Breaking a streak of 16 consecutive quarters whose index reading was 60 or above, the December 2006 Manufacturers Alliance/MAPI Survey on the Business Outlook shows a composite index of 54. What that means is that the U.S. economy will slow down in 2007, although the industrial component of the economy will still experience growth.
A composite business index above 50 indicates that overall manufacturing activity is expected to increase over the next three months to six months.
"The decline in the composite index and most of the individual indexes indicates a slowdown in manufacturing activity," said Donald A. Norman, Ph.D., Manufacturers Alliance/MAPI Economist and survey coordinator. "Nonetheless, most senior financial executives expect manufacturing activity will expand for all of 2007. The increases in the export and investment indexes also suggest that any slowdown will be of relatively short duration."

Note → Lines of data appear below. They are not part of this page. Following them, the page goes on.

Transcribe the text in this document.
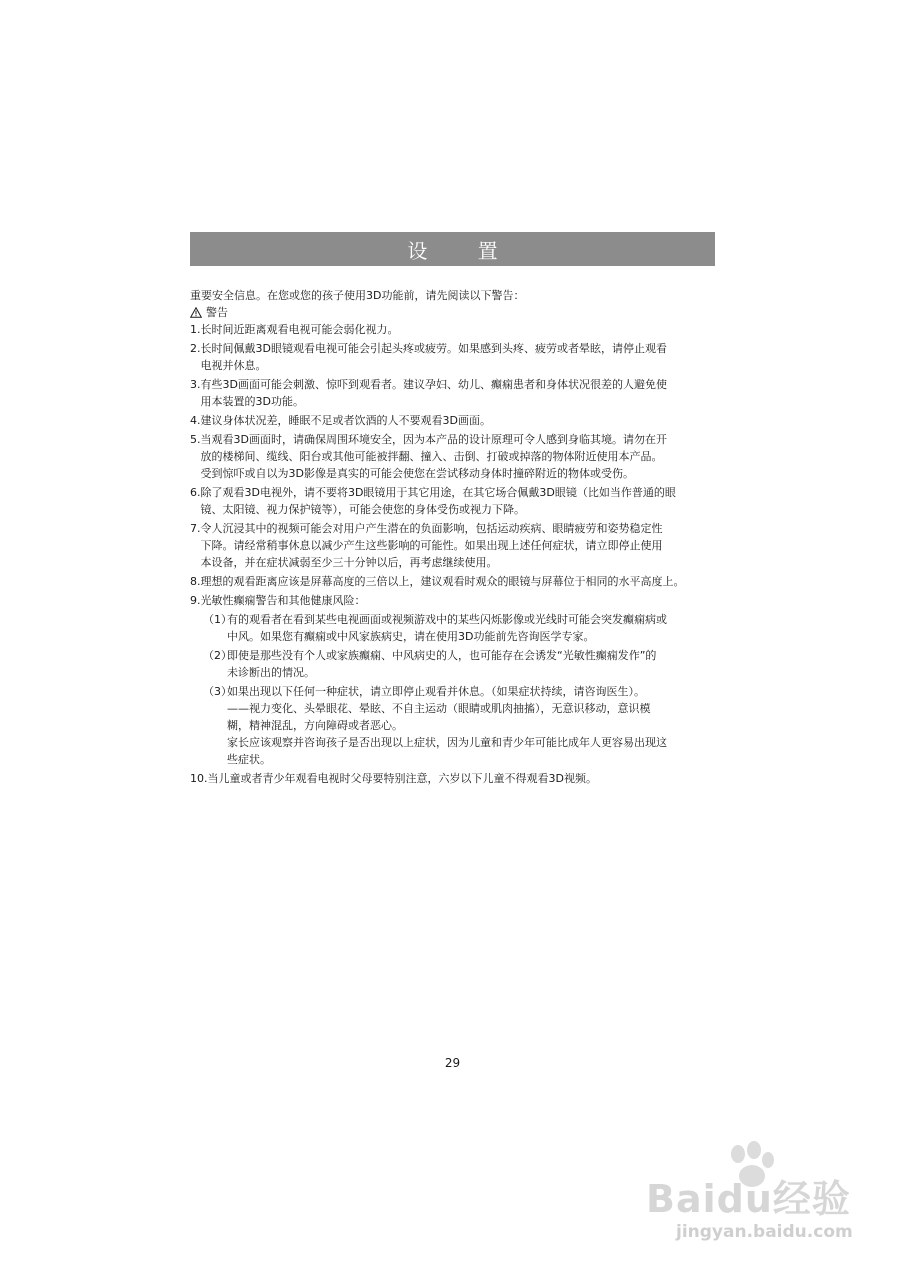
设 置
重要安全信息。在您或您的孩子使用3D功能前，请先阅读以下警告：
警告
1. 长时间近距离观看电视可能会弱化视力。
2. 长时间佩戴3D眼镜观看电视可能会引起头疼或疲劳。如果感到头疼、疲劳或者晕眩，请停止观看
电视并休息。
3. 有些3D画面可能会刺激、惊吓到观看者。建议孕妇、幼儿、癫痫患者和身体状况很差的人避免使
用本装置的3D功能。
4. 建议身体状况差，睡眠不足或者饮酒的人不要观看3D画面。
5. 当观看3D画面时，请确保周围环境安全，因为本产品的设计原理可令人感到身临其境。请勿在开
放的楼梯间、缆线、阳台或其他可能被拌翻、撞入、击倒、打破或掉落的物体附近使用本产品。
受到惊吓或自以为3D影像是真实的可能会使您在尝试移动身体时撞碎附近的物体或受伤。
6. 除了观看3D电视外，请不要将3D眼镜用于其它用途，在其它场合佩戴3D眼镜（比如当作普通的眼
镜、太阳镜、视力保护镜等），可能会使您的身体受伤或视力下降。
7. 令人沉浸其中的视频可能会对用户产生潜在的负面影响，包括运动疾病、眼睛疲劳和姿势稳定性
下降。请经常稍事休息以减少产生这些影响的可能性。如果出现上述任何症状，请立即停止使用
本设备，并在症状减弱至少三十分钟以后，再考虑继续使用。
8. 理想的观看距离应该是屏幕高度的三倍以上，建议观看时观众的眼镜与屏幕位于相同的水平高度上。
9. 光敏性癫痫警告和其他健康风险：
（1）
有的观看者在看到某些电视画面或视频游戏中的某些闪烁影像或光线时可能会突发癫痫病或
中风。如果您有癫痫或中风家族病史，请在使用3D功能前先咨询医学专家。
（2）
即使是那些没有个人或家族癫痫、中风病史的人，也可能存在会诱发“光敏性癫痫发作”的
未诊断出的情况。
（3）
如果出现以下任何一种症状，请立即停止观看并休息。（如果症状持续，请咨询医生）。
——视力变化、头晕眼花、晕眩、不自主运动（眼睛或肌肉抽搐），无意识移动，意识模
糊，精神混乱，方向障碍或者恶心。
家长应该观察并咨询孩子是否出现以上症状，因为儿童和青少年可能比成年人更容易出现这
些症状。
10. 当儿童或者青少年观看电视时父母要特别注意，六岁以下儿童不得观看3D视频。
29
Baidu经验
jingyan.baidu.com
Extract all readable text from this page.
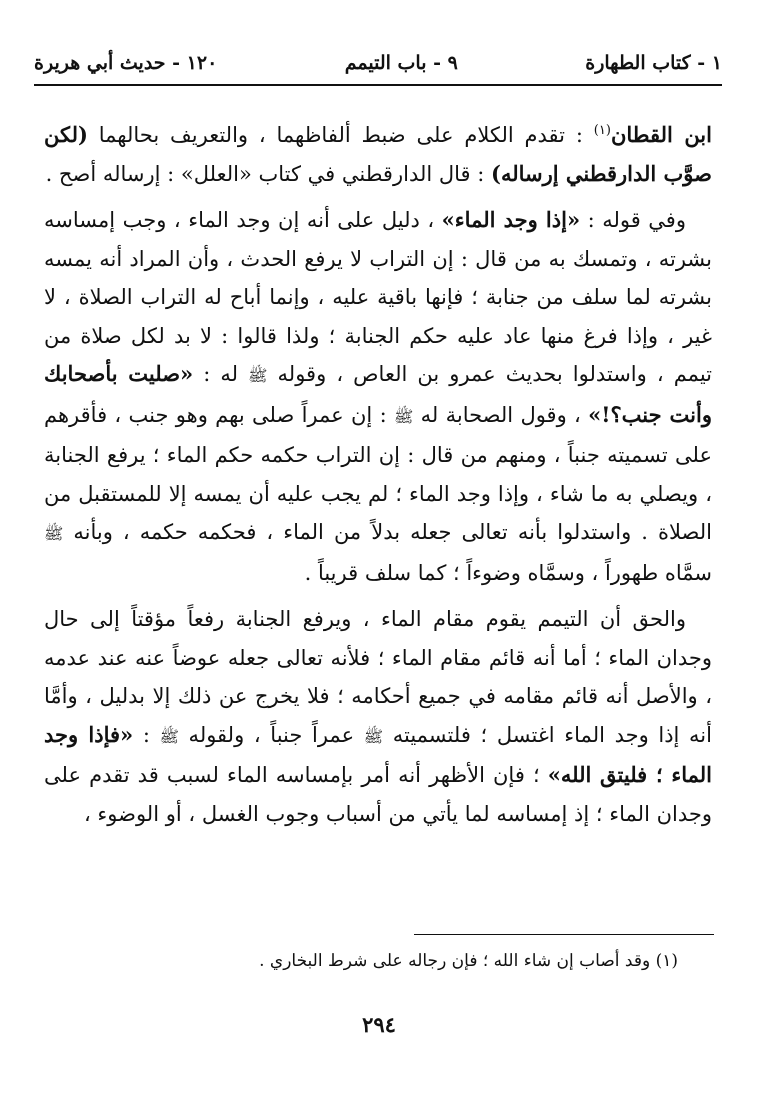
١ - كتاب الطهارة
٩ - باب التيمم
١٢٠ - حديث أبي هريرة

ابن القطان$^{(١)}$ : تقدم الكلام على ضبط ألفاظهما ، والتعريف بحالهما (لكن صوَّب الدارقطني إرساله) : قال الدارقطني في كتاب «العلل» : إرساله أصح .

وفي قوله : «إذا وجد الماء» ، دليل على أنه إن وجد الماء ، وجب إمساسه بشرته ، وتمسك به من قال : إن التراب لا يرفع الحدث ، وأن المراد أنه يمسه بشرته لما سلف من جنابة ؛ فإنها باقية عليه ، وإنما أباح له التراب الصلاة ، لا غير ، وإذا فرغ منها عاد عليه حكم الجنابة ؛ ولذا قالوا : لا بد لكل صلاة من تيمم ، واستدلوا بحديث عمرو بن العاص ، وقوله ﷺ له : «صليت بأصحابك وأنت جنب؟!» ، وقول الصحابة له ﷺ : إن عمراً صلى بهم وهو جنب ، فأقرهم على تسميته جنباً ، ومنهم من قال : إن التراب حكمه حكم الماء ؛ يرفع الجنابة ، ويصلي به ما شاء ، وإذا وجد الماء ؛ لم يجب عليه أن يمسه إلا للمستقبل من الصلاة . واستدلوا بأنه تعالى جعله بدلاً من الماء ، فحكمه حكمه ، وبأنه ﷺ سمَّاه طهوراً ، وسمَّاه وضوءاً ؛ كما سلف قريباً .

والحق أن التيمم يقوم مقام الماء ، ويرفع الجنابة رفعاً مؤقتاً إلى حال وجدان الماء ؛ أما أنه قائم مقام الماء ؛ فلأنه تعالى جعله عوضاً عنه عند عدمه ، والأصل أنه قائم مقامه في جميع أحكامه ؛ فلا يخرج عن ذلك إلا بدليل ، وأمَّا أنه إذا وجد الماء اغتسل ؛ فلتسميته ﷺ عمراً جنباً ، ولقوله ﷺ : «فإذا وجد الماء ؛ فليتق الله» ؛ فإن الأظهر أنه أمر بإمساسه الماء لسبب قد تقدم على وجدان الماء ؛ إذ إمساسه لما يأتي من أسباب وجوب الغسل ، أو الوضوء ،

(١) وقد أصاب إن شاء الله ؛ فإن رجاله على شرط البخاري .
٢٩٤
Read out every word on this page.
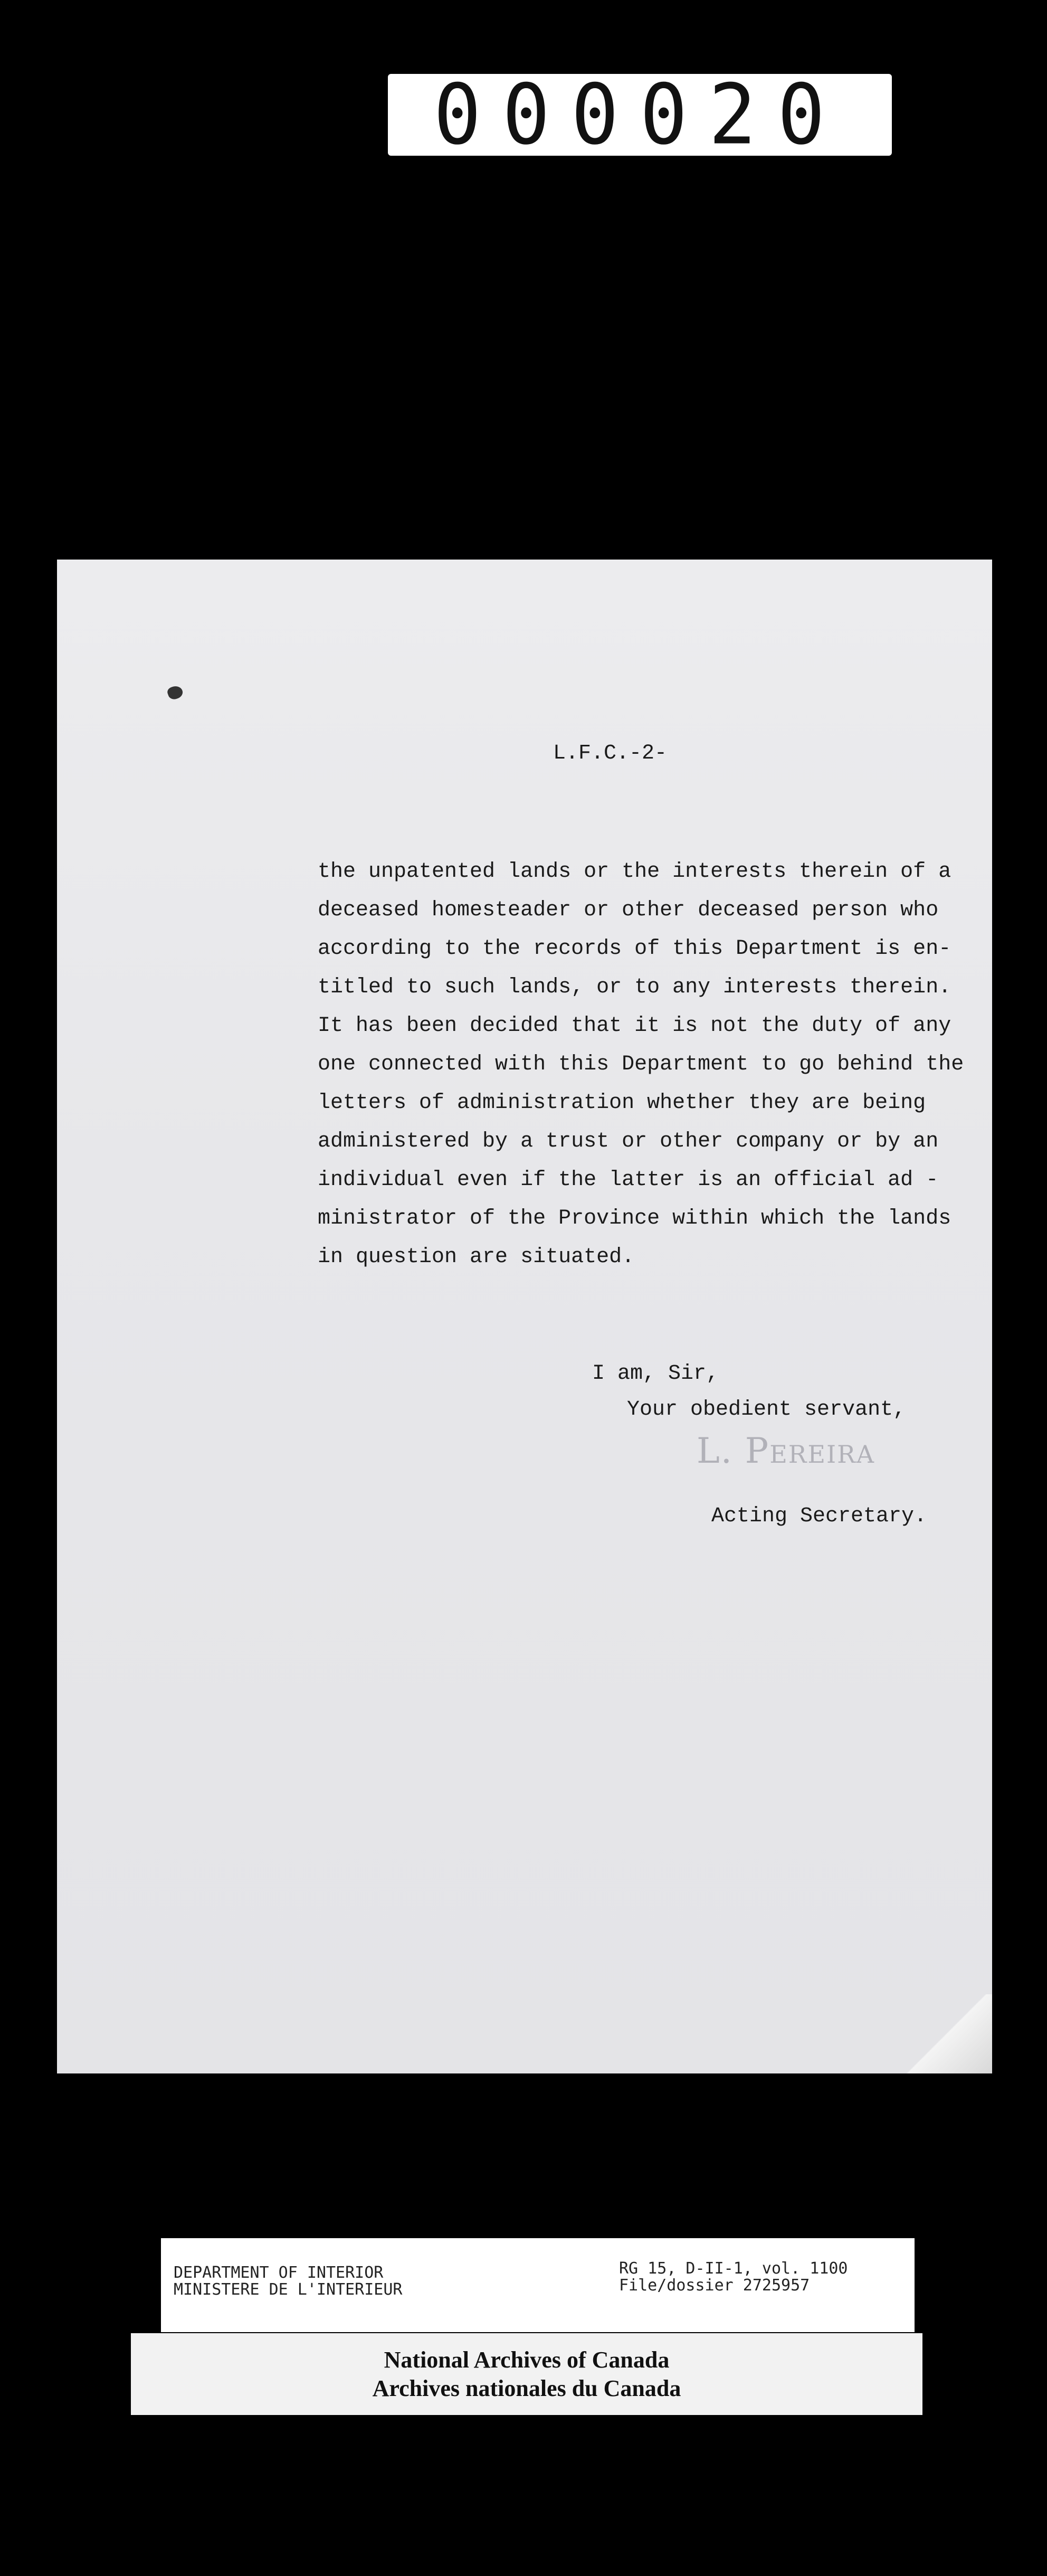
000020
L.F.C.-2-
the unpatented lands or the interests therein of a
deceased homesteader or other deceased person who
according to the records of this Department is en-
titled to such lands, or to any interests therein.
It has been decided that it is not the duty of any
one connected with this Department to go behind the
letters of administration whether they are being
administered by a trust or other company or by an
individual even if the latter is an official ad -
ministrator of the Province within which the lands
in question are situated.
I am, Sir,
Your obedient servant,
L. Pereira
Acting Secretary.
DEPARTMENT OF INTERIOR
MINISTERE DE L'INTERIEUR
RG 15, D-II-1, vol. 1100
File/dossier 2725957
National Archives of Canada
Archives nationales du Canada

Indexes that showed growth were the investment index, which surveys executives on their capital investments. It rose eight points from last year. The research and development index also increased 4 points, which points to the "underlying strength in manufacturing", according to the report. The export orders index edged up two points as well.
Showing decreases were the backlogs index which experience a large decrease dropping to 57 from 71 in 2005 and the capacity utilization index which decreased 12 points as well but still remains above its long-term average.
Looking toward the future, 61.8 % of senior financial executives expect moderate to signification growth in profits in 2007.